The third case is one I’m currently working on – supplying a medical centre in Kyiv with medical supplies for civilians. It’s difficult to secure funding for this within Ukraine, as it’s a significant requirement for a country where an active warzone sucks up all medical resources (that, and medical supplies and equipment are in themselves expensive).

Do you support any other organisations?

I support a friend in Kyiv, Oksana Nabok, in her mission to improve life for children traumatised by the war. An artist, with many years of experience, she is running art workshops for children in Kyiv, and in the worst affected areas around Kyiv, including Borodyanka. She uses art therapy to help children overcome the trauma of war. She also puts together art boxes for the children to take with them to practice art in their own time, helping to strengthen the effect of art therapy.

The cost to run this project for a month, with two workshops per week, benefiting close to 100 children is approximately £1,000. This money will be used to purchase art material, materials for the art boxes, and cover the cost of travel and time. At the moment, the workshops are run through her own, limited means, and she is looking for long-term support with this project.

She has a Crowdfunder page – please support her if you can.

I recently helped to organise a Ukrainian culture charity event in London, to fundraise money for two support organisations in Lviv and Vinnytsia.

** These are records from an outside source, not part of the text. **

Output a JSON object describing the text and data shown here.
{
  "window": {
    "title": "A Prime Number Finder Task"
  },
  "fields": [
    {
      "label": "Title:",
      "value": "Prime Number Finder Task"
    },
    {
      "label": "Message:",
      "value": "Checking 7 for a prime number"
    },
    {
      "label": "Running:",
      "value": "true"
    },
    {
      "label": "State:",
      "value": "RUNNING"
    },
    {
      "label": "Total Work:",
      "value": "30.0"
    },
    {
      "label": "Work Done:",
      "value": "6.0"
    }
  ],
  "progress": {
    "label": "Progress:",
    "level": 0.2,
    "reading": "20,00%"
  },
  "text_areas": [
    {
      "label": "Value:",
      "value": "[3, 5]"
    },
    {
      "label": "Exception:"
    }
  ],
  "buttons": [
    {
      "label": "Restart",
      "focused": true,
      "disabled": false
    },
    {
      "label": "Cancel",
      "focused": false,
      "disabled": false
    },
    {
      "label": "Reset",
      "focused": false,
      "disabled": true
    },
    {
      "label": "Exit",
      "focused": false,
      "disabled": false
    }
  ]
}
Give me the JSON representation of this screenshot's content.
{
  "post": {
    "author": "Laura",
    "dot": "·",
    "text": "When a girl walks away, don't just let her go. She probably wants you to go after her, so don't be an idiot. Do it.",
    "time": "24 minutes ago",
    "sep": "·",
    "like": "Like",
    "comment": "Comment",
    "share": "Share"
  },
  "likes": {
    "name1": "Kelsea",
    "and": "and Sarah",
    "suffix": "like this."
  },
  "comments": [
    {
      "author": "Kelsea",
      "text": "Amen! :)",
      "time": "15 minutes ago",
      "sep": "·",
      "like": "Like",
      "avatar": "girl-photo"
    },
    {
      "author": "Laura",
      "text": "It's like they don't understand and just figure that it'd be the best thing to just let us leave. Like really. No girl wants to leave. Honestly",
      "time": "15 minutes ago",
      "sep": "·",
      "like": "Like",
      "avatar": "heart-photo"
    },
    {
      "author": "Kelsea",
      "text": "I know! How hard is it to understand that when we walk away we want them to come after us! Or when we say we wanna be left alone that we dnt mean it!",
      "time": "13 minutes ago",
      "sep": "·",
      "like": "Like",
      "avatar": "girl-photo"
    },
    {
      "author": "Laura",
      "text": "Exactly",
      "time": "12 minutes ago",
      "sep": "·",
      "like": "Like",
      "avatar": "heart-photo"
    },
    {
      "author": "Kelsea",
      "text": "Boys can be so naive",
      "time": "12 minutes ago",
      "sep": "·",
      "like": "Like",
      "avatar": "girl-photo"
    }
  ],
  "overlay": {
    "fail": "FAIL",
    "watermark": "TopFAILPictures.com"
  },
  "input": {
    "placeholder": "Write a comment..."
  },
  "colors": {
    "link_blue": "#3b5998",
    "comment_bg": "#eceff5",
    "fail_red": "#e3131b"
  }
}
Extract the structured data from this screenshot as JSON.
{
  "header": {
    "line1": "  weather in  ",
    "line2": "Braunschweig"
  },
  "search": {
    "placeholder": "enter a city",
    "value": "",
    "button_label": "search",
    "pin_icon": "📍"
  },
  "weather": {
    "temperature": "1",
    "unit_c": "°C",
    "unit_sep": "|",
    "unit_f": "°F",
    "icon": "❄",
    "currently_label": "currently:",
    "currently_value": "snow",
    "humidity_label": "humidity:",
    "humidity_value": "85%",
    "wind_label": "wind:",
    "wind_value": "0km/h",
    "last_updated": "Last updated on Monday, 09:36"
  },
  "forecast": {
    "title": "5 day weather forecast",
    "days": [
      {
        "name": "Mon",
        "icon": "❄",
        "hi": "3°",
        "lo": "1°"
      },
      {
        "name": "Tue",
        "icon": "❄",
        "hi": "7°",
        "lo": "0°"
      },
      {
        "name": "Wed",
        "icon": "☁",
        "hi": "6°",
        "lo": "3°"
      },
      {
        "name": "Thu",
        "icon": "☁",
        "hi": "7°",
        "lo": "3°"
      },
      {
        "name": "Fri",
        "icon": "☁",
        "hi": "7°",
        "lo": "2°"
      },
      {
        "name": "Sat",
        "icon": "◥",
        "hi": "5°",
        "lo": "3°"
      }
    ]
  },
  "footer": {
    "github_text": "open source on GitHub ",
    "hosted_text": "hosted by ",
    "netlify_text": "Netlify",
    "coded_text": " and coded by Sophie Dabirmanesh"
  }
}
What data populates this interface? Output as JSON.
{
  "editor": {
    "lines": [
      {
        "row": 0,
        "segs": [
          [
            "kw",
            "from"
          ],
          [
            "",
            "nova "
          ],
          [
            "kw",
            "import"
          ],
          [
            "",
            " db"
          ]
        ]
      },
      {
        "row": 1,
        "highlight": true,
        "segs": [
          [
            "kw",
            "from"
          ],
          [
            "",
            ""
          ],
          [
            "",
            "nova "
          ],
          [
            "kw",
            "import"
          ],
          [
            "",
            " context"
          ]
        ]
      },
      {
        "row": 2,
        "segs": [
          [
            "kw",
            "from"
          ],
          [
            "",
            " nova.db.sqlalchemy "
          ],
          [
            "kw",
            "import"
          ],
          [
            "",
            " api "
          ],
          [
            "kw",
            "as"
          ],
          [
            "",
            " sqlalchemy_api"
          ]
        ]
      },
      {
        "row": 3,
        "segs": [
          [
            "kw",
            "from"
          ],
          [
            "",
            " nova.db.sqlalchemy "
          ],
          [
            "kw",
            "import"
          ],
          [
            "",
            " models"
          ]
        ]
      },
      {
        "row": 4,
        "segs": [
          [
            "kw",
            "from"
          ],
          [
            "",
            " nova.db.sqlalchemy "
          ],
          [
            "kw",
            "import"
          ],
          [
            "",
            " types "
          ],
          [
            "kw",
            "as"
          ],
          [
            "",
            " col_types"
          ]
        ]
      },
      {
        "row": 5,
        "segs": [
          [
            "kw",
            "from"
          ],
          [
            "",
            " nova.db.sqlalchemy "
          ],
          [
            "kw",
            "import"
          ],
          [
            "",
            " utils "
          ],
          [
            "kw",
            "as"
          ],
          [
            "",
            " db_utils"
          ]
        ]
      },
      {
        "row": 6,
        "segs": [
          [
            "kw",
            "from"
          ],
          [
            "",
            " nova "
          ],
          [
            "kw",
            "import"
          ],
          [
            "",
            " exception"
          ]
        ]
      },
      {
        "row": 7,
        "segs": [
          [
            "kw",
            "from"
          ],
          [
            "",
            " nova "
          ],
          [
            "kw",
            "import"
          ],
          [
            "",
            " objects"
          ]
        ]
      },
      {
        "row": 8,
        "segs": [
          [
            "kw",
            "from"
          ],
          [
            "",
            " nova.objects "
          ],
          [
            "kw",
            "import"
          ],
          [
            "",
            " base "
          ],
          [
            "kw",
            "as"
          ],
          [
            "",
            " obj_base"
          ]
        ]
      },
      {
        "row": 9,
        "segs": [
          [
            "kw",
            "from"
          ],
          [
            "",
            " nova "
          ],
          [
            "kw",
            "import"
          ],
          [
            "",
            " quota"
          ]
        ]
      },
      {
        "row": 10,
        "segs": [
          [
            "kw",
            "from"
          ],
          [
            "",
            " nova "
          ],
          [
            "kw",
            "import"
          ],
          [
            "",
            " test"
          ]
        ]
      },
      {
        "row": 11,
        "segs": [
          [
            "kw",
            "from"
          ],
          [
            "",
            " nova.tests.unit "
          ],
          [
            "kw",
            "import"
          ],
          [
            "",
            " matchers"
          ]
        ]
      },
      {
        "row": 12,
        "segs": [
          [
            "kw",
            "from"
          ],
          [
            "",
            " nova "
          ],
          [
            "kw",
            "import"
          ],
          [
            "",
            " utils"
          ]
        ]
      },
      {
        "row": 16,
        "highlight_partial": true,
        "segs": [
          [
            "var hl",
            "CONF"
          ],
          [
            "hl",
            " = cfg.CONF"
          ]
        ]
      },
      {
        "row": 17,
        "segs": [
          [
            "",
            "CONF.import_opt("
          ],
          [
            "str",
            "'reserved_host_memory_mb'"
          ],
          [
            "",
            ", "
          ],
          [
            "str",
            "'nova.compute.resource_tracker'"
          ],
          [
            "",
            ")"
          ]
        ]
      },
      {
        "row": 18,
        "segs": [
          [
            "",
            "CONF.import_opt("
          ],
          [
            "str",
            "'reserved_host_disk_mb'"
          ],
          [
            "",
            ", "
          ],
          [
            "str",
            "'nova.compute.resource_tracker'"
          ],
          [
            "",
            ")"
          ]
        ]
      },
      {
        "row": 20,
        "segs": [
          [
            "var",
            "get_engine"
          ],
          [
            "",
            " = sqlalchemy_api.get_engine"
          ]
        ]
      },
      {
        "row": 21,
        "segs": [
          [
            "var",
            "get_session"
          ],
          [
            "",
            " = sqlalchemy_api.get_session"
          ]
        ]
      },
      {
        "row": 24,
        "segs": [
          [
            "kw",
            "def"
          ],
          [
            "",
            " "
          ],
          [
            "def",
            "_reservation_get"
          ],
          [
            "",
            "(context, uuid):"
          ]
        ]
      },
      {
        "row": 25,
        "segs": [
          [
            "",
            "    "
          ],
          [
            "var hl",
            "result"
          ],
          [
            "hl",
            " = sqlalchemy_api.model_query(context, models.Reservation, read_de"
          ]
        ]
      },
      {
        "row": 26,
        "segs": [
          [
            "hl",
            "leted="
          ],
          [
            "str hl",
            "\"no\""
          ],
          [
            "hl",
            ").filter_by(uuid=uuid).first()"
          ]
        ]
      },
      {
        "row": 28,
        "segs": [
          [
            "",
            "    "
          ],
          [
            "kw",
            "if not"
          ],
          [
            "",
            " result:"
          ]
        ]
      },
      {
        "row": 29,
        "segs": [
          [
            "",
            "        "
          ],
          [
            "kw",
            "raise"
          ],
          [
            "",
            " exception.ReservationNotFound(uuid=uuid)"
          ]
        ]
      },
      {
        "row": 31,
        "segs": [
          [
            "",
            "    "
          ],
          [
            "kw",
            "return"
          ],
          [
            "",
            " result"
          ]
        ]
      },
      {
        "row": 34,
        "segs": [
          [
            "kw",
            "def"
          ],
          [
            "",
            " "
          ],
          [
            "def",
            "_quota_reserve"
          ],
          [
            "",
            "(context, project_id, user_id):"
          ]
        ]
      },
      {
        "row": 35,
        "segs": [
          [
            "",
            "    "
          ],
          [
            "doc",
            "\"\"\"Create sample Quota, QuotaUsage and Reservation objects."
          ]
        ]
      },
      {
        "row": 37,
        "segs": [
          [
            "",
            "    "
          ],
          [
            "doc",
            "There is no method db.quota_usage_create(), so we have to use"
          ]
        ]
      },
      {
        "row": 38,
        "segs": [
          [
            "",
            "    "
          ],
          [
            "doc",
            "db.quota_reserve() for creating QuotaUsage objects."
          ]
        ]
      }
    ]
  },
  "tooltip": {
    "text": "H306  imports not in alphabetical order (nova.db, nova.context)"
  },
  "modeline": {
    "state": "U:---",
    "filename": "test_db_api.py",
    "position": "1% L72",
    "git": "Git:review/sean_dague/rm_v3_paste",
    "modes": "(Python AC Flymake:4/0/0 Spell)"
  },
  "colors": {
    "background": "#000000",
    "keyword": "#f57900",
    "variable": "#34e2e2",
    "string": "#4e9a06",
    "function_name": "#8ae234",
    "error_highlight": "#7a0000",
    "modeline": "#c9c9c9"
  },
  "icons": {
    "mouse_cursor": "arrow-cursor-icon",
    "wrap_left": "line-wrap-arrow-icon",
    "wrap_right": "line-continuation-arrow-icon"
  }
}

We arranged a line-up of excellent performers, including Oleksandr Balabanov who represented Ukraine in the children’s Eurovision Song Contest, and the Chorus Director of the Royal Opera House, William Spaulding. The evening raised almost £1,000.

Do you have a final message you would like to share with everyone?

War is an act of evil; evil can be overcome with love and compassion. By raising awareness and supporting the most vulnerable civilians stuck in Ukraine, we are amplifying the love and strengthening the force that will stop this war. We must keep going.